Despite his no-finish, Ryan still holds the record for big trucks on the famous Pike's Peak hill climb, with a time of 13 minutes 39.02 seconds, set last year in his Freightliner two-axle.
He was philosophical about his spin, joking later that he was trying to evade a spotted owl. But he commented "as disastrous as today was, it was filled with positives," referring to conversations between truck racers, trucking press and sponsor ZF on the upcoming Super Truck Racing Association of North America efforts to promote truck racing, starting at race tracks next year.
Ryan's truck is a lightweight racer, powered by a V6 Mercedes-Benz truck engine, prepared to the same specifications as the European race series trucks. Englishman David Atkins, who runs a team campaigning a Mercedes Atego with the same engine, says they produce around 1,450 horsepower, though Ryan's is de-tuned to 1,250 for the altitude.
Atkins was over to see the Pikes Peak race, and commented that the performance from the OM501 LA engine is awesome, but the driveability is frightening. "It's all or nothing; the power comes in like you're throwing a switch," he said, underscoring the high level of skill Ryan shows driving in the conditions on Pikes Peak.

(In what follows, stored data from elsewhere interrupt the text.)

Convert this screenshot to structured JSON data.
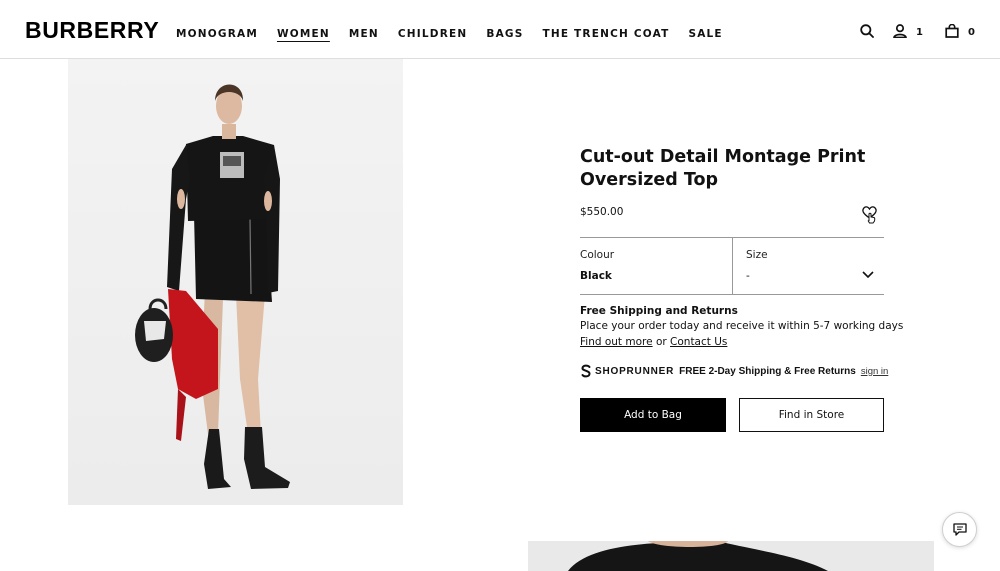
{
  "header": {
    "logo": "BURBERRY",
    "nav": [
      {
        "label": "MONOGRAM",
        "active": false
      },
      {
        "label": "WOMEN",
        "active": true
      },
      {
        "label": "MEN",
        "active": false
      },
      {
        "label": "CHILDREN",
        "active": false
      },
      {
        "label": "BAGS",
        "active": false
      },
      {
        "label": "THE TRENCH COAT",
        "active": false
      },
      {
        "label": "SALE",
        "active": false
      }
    ],
    "icons": {
      "search": "search-icon",
      "account": "user-icon",
      "bag": "shopping-bag-icon"
    },
    "account_count": "1",
    "bag_count": "0"
  },
  "product": {
    "title": "Cut-out Detail Montage Print Oversized Top",
    "price": "$550.00",
    "favourite_icon": "heart-icon",
    "colour_label": "Colour",
    "colour_value": "Black",
    "size_label": "Size",
    "size_value": "-",
    "shipping_title": "Free Shipping and Returns",
    "shipping_desc": "Place your order today and receive it within 5-7 working days",
    "find_out_more": "Find out more",
    "or_text": "or",
    "contact_us": "Contact Us",
    "shoprunner_brand": "SHOPRUNNER",
    "shoprunner_text": "FREE 2-Day Shipping & Free Returns",
    "shoprunner_link": "sign in",
    "add_to_bag": "Add to Bag",
    "find_in_store": "Find in Store"
  },
  "colors": {
    "primary": "#000000",
    "border": "#999999",
    "background": "#ffffff"
  }
}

Ryan is used to danger, though. His "day job" is driving as a stunt man and counts among his credits working on movies such as Terminator II, the currently showing Swordfish and upcoming Training Day. Ryan also drives the Freightliner speed-record truck known as "Joint Venture." Driving at Bonneville Salt Flats, he posted a speed of 206 mph in August 1999. He also holds the truck record for the Queenstown, New Zealand, Gold Rush hill climb, which is some ways is similar to Pikes Peak. That record was set last year using the same truck he drove at Pikes Peak.

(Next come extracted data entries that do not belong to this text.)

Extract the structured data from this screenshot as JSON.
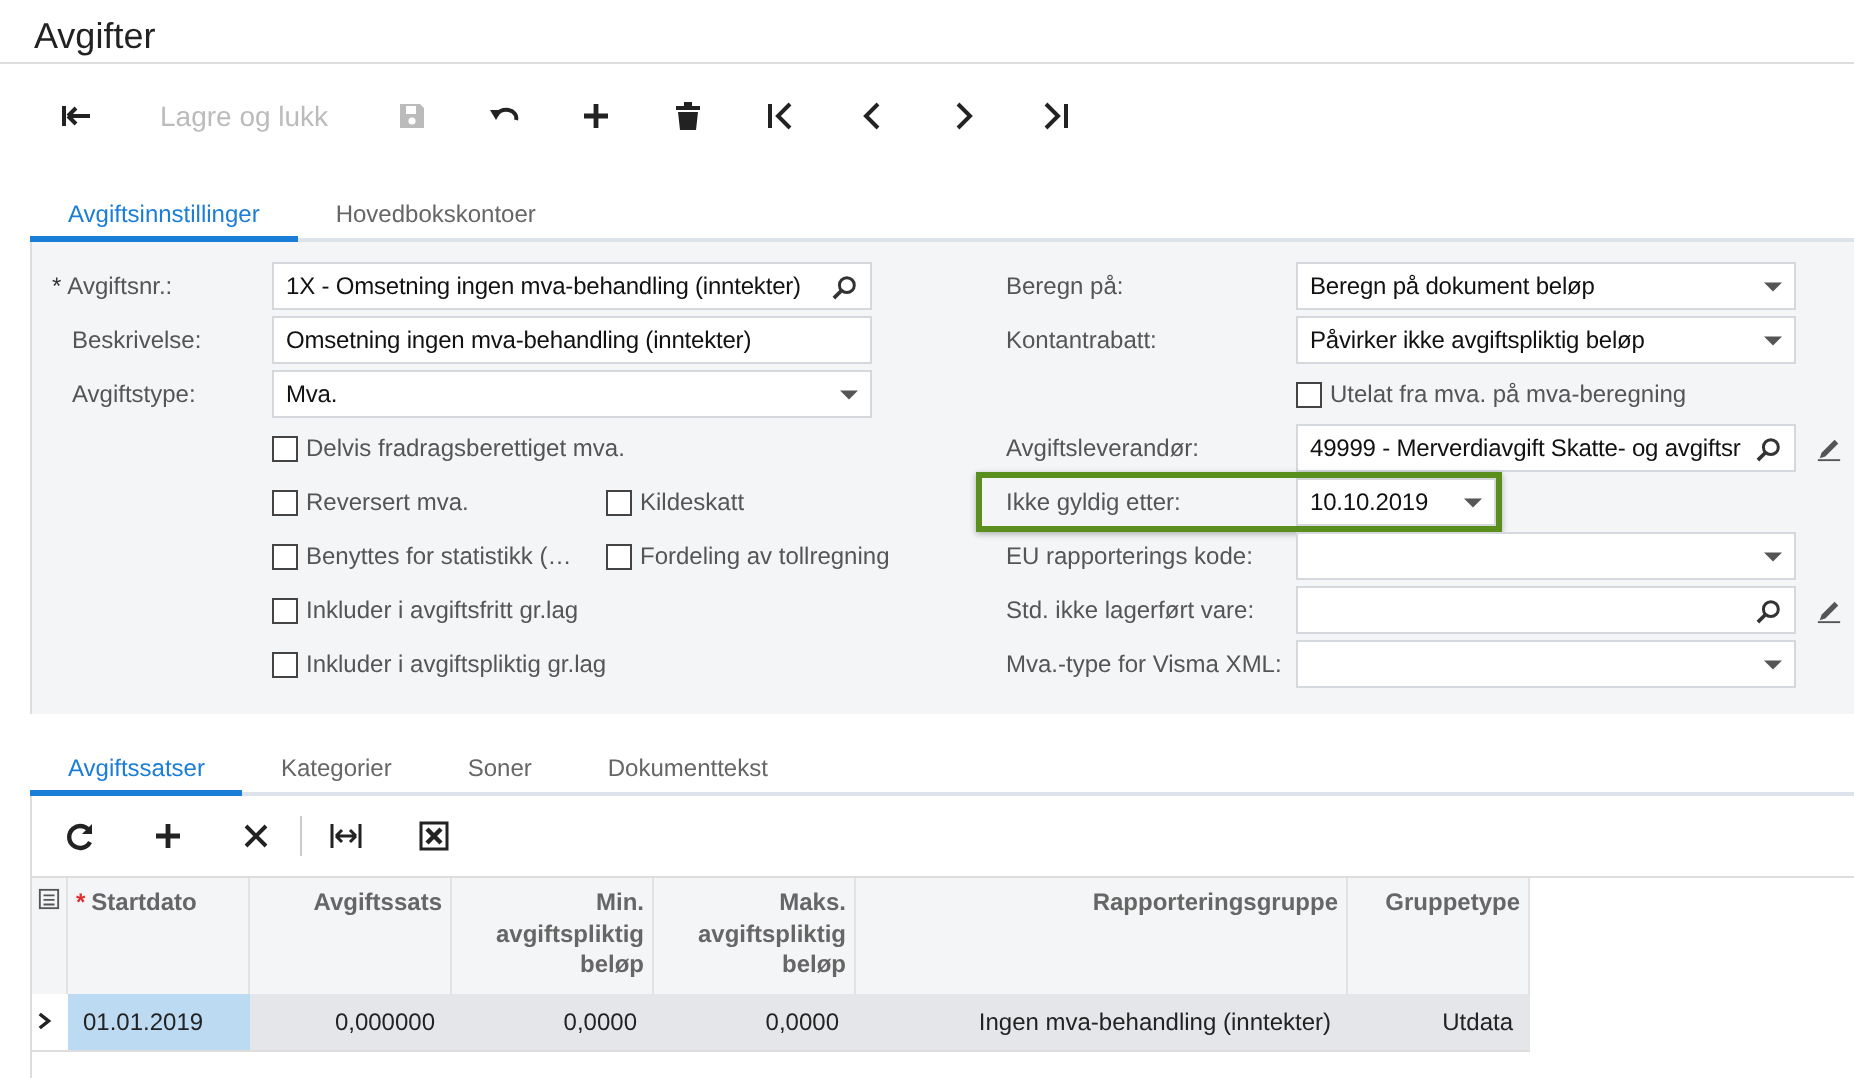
{
  "title": "Avgifter",
  "toolbar": [
    {
      "kind": "back",
      "disabled": false
    },
    {
      "kind": "text",
      "label": "Lagre og lukk",
      "disabled": true
    },
    {
      "kind": "save",
      "disabled": true
    },
    {
      "kind": "undo",
      "disabled": false
    },
    {
      "kind": "add",
      "disabled": false
    },
    {
      "kind": "delete",
      "disabled": false
    },
    {
      "kind": "first",
      "disabled": false
    },
    {
      "kind": "prev",
      "disabled": false
    },
    {
      "kind": "next",
      "disabled": false
    },
    {
      "kind": "last",
      "disabled": false
    }
  ],
  "form_tabs": [
    {
      "label": "Avgiftsinnstillinger",
      "selected": true
    },
    {
      "label": "Hovedbokskontoer",
      "selected": false
    }
  ],
  "left_fields": [
    {
      "label": "Avgiftsnr.:",
      "required_mark": "*",
      "kind": "lookup",
      "value": "1X - Omsetning ingen mva-behandling (inntekter)"
    },
    {
      "label": "Beskrivelse:",
      "kind": "text",
      "value": "Omsetning ingen mva-behandling (inntekter)"
    },
    {
      "label": "Avgiftstype:",
      "kind": "select",
      "value": "Mva."
    }
  ],
  "left_checkboxes": [
    [
      {
        "label": "Delvis fradragsberettiget mva.",
        "checked": false
      }
    ],
    [
      {
        "label": "Reversert mva.",
        "checked": false
      },
      {
        "label": "Kildeskatt",
        "checked": false
      }
    ],
    [
      {
        "label": "Benyttes for statistikk (…",
        "checked": false
      },
      {
        "label": "Fordeling av tollregning",
        "checked": false
      }
    ],
    [
      {
        "label": "Inkluder i avgiftsfritt gr.lag",
        "checked": false
      }
    ],
    [
      {
        "label": "Inkluder i avgiftspliktig gr.lag",
        "checked": false
      }
    ]
  ],
  "right_fields": [
    {
      "kind": "select",
      "label": "Beregn på:",
      "value": "Beregn på dokument beløp",
      "editable": false,
      "highlighted": false
    },
    {
      "kind": "select",
      "label": "Kontantrabatt:",
      "value": "Påvirker ikke avgiftspliktig beløp",
      "editable": false,
      "highlighted": false
    },
    {
      "kind": "checkbox",
      "label": "Utelat fra mva. på mva-beregning",
      "checked": false
    },
    {
      "kind": "lookup",
      "label": "Avgiftsleverandør:",
      "value": "49999 - Merverdiavgift Skatte- og avgiftsr",
      "editable": true,
      "highlighted": false
    },
    {
      "kind": "date",
      "label": "Ikke gyldig etter:",
      "value": "10.10.2019",
      "editable": false,
      "highlighted": true
    },
    {
      "kind": "select",
      "label": "EU rapporterings kode:",
      "editable": false,
      "highlighted": false
    },
    {
      "kind": "lookup",
      "label": "Std. ikke lagerført vare:",
      "editable": true,
      "highlighted": false
    },
    {
      "kind": "select",
      "label": "Mva.-type for Visma XML:",
      "editable": false,
      "highlighted": false
    }
  ],
  "detail_tabs": [
    {
      "label": "Avgiftssatser",
      "selected": true
    },
    {
      "label": "Kategorier",
      "selected": false
    },
    {
      "label": "Soner",
      "selected": false
    },
    {
      "label": "Dokumenttekst",
      "selected": false
    }
  ],
  "grid_toolbar": [
    {
      "kind": "refresh"
    },
    {
      "kind": "add"
    },
    {
      "kind": "delete"
    },
    {
      "kind": "fit"
    },
    {
      "kind": "excel"
    }
  ],
  "table": {
    "columns": [
      {
        "label": "Startdato",
        "required_mark": "*"
      },
      {
        "label": "Avgiftssats"
      },
      {
        "label": "Min.\navgiftspliktig\nbeløp"
      },
      {
        "label": "Maks.\navgiftspliktig\nbeløp"
      },
      {
        "label": "Rapporteringsgruppe"
      },
      {
        "label": "Gruppetype"
      }
    ],
    "rows": [
      {
        "current": true,
        "cells": [
          {
            "text": "01.01.2019",
            "active": true
          },
          {
            "text": "0,000000",
            "active": false
          },
          {
            "text": "0,0000",
            "active": false
          },
          {
            "text": "0,0000",
            "active": false
          },
          {
            "text": "Ingen mva-behandling (inntekter)",
            "active": false
          },
          {
            "text": "Utdata",
            "active": false
          }
        ]
      }
    ]
  }
}
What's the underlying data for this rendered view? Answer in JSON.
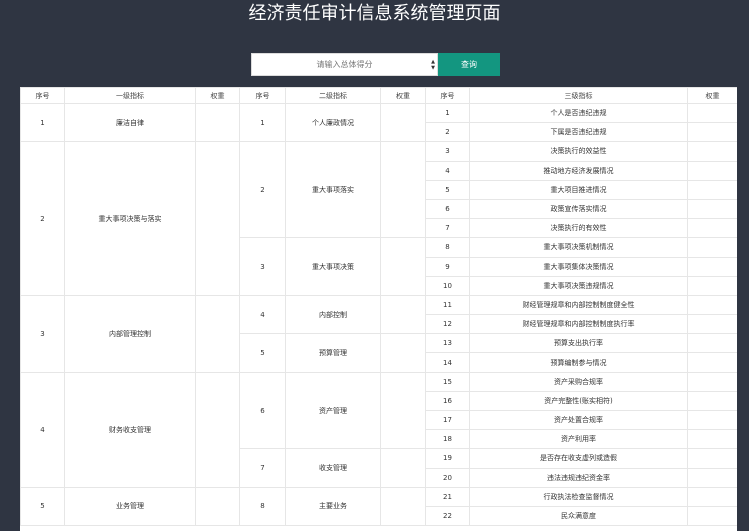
{
  "page": {
    "title": "经济责任审计信息系统管理页面"
  },
  "search": {
    "placeholder": "请输入总体得分",
    "button_label": "查询"
  },
  "table": {
    "headers": [
      "序号",
      "一级指标",
      "权重",
      "序号",
      "二级指标",
      "权重",
      "序号",
      "三级指标",
      "权重"
    ],
    "level1": [
      {
        "no": "1",
        "name": "廉洁自律",
        "weight": ""
      },
      {
        "no": "2",
        "name": "重大事项决策与落实",
        "weight": ""
      },
      {
        "no": "3",
        "name": "内部管理控制",
        "weight": ""
      },
      {
        "no": "4",
        "name": "财务收支管理",
        "weight": ""
      },
      {
        "no": "5",
        "name": "业务管理",
        "weight": ""
      }
    ],
    "level2": [
      {
        "no": "1",
        "name": "个人廉政情况",
        "weight": ""
      },
      {
        "no": "2",
        "name": "重大事项落实",
        "weight": ""
      },
      {
        "no": "3",
        "name": "重大事项决策",
        "weight": ""
      },
      {
        "no": "4",
        "name": "内部控制",
        "weight": ""
      },
      {
        "no": "5",
        "name": "预算管理",
        "weight": ""
      },
      {
        "no": "6",
        "name": "资产管理",
        "weight": ""
      },
      {
        "no": "7",
        "name": "收支管理",
        "weight": ""
      },
      {
        "no": "8",
        "name": "主要业务",
        "weight": ""
      }
    ],
    "level3": [
      {
        "no": "1",
        "name": "个人是否违纪违规",
        "weight": ""
      },
      {
        "no": "2",
        "name": "下属是否违纪违规",
        "weight": ""
      },
      {
        "no": "3",
        "name": "决策执行的效益性",
        "weight": ""
      },
      {
        "no": "4",
        "name": "推动地方经济发展情况",
        "weight": ""
      },
      {
        "no": "5",
        "name": "重大项目推进情况",
        "weight": ""
      },
      {
        "no": "6",
        "name": "政策宣传落实情况",
        "weight": ""
      },
      {
        "no": "7",
        "name": "决策执行的有效性",
        "weight": ""
      },
      {
        "no": "8",
        "name": "重大事项决策机制情况",
        "weight": ""
      },
      {
        "no": "9",
        "name": "重大事项集体决策情况",
        "weight": ""
      },
      {
        "no": "10",
        "name": "重大事项决策违规情况",
        "weight": ""
      },
      {
        "no": "11",
        "name": "财经管理规章和内部控制制度健全性",
        "weight": ""
      },
      {
        "no": "12",
        "name": "财经管理规章和内部控制制度执行率",
        "weight": ""
      },
      {
        "no": "13",
        "name": "预算支出执行率",
        "weight": ""
      },
      {
        "no": "14",
        "name": "预算编制参与情况",
        "weight": ""
      },
      {
        "no": "15",
        "name": "资产采购合规率",
        "weight": ""
      },
      {
        "no": "16",
        "name": "资产完整性(账实相符)",
        "weight": ""
      },
      {
        "no": "17",
        "name": "资产处置合规率",
        "weight": ""
      },
      {
        "no": "18",
        "name": "资产利用率",
        "weight": ""
      },
      {
        "no": "19",
        "name": "是否存在收支虚列或造假",
        "weight": ""
      },
      {
        "no": "20",
        "name": "违法违规违纪资金率",
        "weight": ""
      },
      {
        "no": "21",
        "name": "行政执法检查监督情况",
        "weight": ""
      },
      {
        "no": "22",
        "name": "民众满意度",
        "weight": ""
      }
    ]
  }
}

Bruce Canepa is a long-time racer, too, though he may be more familiar to truckers for the customized race-car haulers and workshop trailers he has produced though his Canepa Designs business. The concept Kenworth W900 featured at the Mid-America Trucking Show this year was from his prototype design shop. Canepa is also a very experienced race driver, with successes in NASCAR Sportsmen and Super Modified, IMSA GT and Prototype and other race series.
He said that the changes to the Kenworth T2000 for this year meant he was within a few seconds of Ryan on each section during practices. The performance from the Caterpillar C-16, now pushing out 1,300 horsepower and 3,500 pounds-feet of torque, is great, but it also has a significant turbo lag, with little power to 1,600 rpm and a sudden rush thereafter as the turbo spools up. Like Ryan, he was running the ZF 5HP600 this year.
The 5-speed, fully automatic is a torque-converter transmission, which greatly eases driving up the mountain, Canepa says.
The event was covered for ESPN, and the Trucks/Big Rig segment is scheduled to air in late July, late August and early September.